An important conclusion of the results presented in this report is that the total sample size of a multicentre trial needs to take into account inflationary effects due to a number of sources: treatment effects varying over centres, centre sizes deviating from those in a balanced design due to random recruitment and varying rates of recruitment over the centres.
Replicate Designs and Average, Individual, and Population Bioequivalence
Scott D Patterson and Byron Jones
Abstract. Since the early 1990’s, average bioequivalence (ABE) studies have served as the international regulatory standard for demonstrating that two formulations of drug product will provide the same therapeutic benefit and safety profile when used in the marketplace. Population (PBE) and Individual (IBE) bioequivalence have been the subject of intense international debate since methods for their assessment were proposed in the late 1980’s and since their use was proposed in United States Food and Drug Administration guidance in 1997. Guidance has since been proposed and finalised by the Food and Drug Administration for the implementation of such techniques in the pioneer and generic pharmaceutical industries.
The current guidance calls for the use of replicate design, cross-over studies (cross-overs with sequences TRTR, RTRT where T is the Test and R is the Reference formulation) for selected drug products and proposes restricted maximum likelihood and Method-of-Moments techniques for parameter estimation. In general, marketplace access will be granted if the products demonstrate ABE based on a restricted maximum likelihood model. Study sponsors have the option of using PBE or IBE if the use of these criteria can be justified to the regulatory authority.
Novel and previously proposed SAS c -based approaches to the modelling of pharmacokinetic data from replicate design studies will be summarised. Restricted maximum likelihood and Method-of-Moments modelling results are compared and contrasted based on the analysis of data available from previously performed replicate design studies, and practical issues involved in the application of replicate designs to demonstrate ABE are characterised. Following review of previous research, properties of the restricted maximum likelihood and Method-of-Moments estimates of the IBE and PBE metrics will be explored. Inferential procedures in IBE and PBE will be described and assessed, and retrospective analysis of data is used to assess performance of the metrics.
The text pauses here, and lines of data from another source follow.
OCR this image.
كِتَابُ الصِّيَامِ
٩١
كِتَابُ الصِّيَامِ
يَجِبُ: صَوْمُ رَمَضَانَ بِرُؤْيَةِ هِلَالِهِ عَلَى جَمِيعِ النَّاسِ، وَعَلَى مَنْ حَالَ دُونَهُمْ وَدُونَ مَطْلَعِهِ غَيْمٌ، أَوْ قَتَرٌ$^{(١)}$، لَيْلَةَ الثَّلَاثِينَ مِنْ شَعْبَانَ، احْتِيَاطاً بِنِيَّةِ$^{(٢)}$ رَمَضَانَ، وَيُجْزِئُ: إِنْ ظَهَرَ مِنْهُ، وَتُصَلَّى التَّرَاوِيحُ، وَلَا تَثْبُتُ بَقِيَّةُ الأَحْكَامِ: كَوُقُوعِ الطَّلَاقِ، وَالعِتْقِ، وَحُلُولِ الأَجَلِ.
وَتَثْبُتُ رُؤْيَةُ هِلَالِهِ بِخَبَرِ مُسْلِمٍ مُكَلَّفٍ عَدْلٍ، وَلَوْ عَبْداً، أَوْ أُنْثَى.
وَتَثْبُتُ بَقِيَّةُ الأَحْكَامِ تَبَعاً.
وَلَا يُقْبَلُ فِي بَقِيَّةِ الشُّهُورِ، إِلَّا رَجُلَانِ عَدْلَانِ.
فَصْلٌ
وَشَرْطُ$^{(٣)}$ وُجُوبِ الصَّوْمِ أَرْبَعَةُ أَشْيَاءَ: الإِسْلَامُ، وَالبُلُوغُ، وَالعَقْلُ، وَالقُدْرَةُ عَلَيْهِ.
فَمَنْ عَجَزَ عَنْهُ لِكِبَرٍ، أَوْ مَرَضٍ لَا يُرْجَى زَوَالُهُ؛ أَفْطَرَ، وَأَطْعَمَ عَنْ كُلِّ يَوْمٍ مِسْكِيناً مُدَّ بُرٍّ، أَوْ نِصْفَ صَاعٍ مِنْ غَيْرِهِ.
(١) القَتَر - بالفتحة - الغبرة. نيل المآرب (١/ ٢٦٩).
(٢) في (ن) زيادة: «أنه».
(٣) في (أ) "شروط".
It is concluded that IBE and (particularly) PBE are less stringent than ABE and will allow easier market access for new products having large differences in average exposure (and failing ABE), and we recommend that the PBE approach be discarded or modified significantly to protect public health. Estimates for the FDA’s IBE and PBE metric are asymptotically unbiased but positively biased (against sponsors) in small samples; however, the positive bias in small samples is not of practical significance when assessing IBE and PBE under proposed procedures for highly variable drugs. REML modelling may be used to assess ABE, IBE, and PBE, but statisticians should exercise caution when choosing the structure of the variance-covariance matrix. Last asymptotic and nonparametric percentile bootstrap based IBE and PBE inference appears similar to that of the Cornish-Fisher expansion recommended by FDA and provide practical alternatives to the FDA procedure when missing data and/or imbalance are present in the data.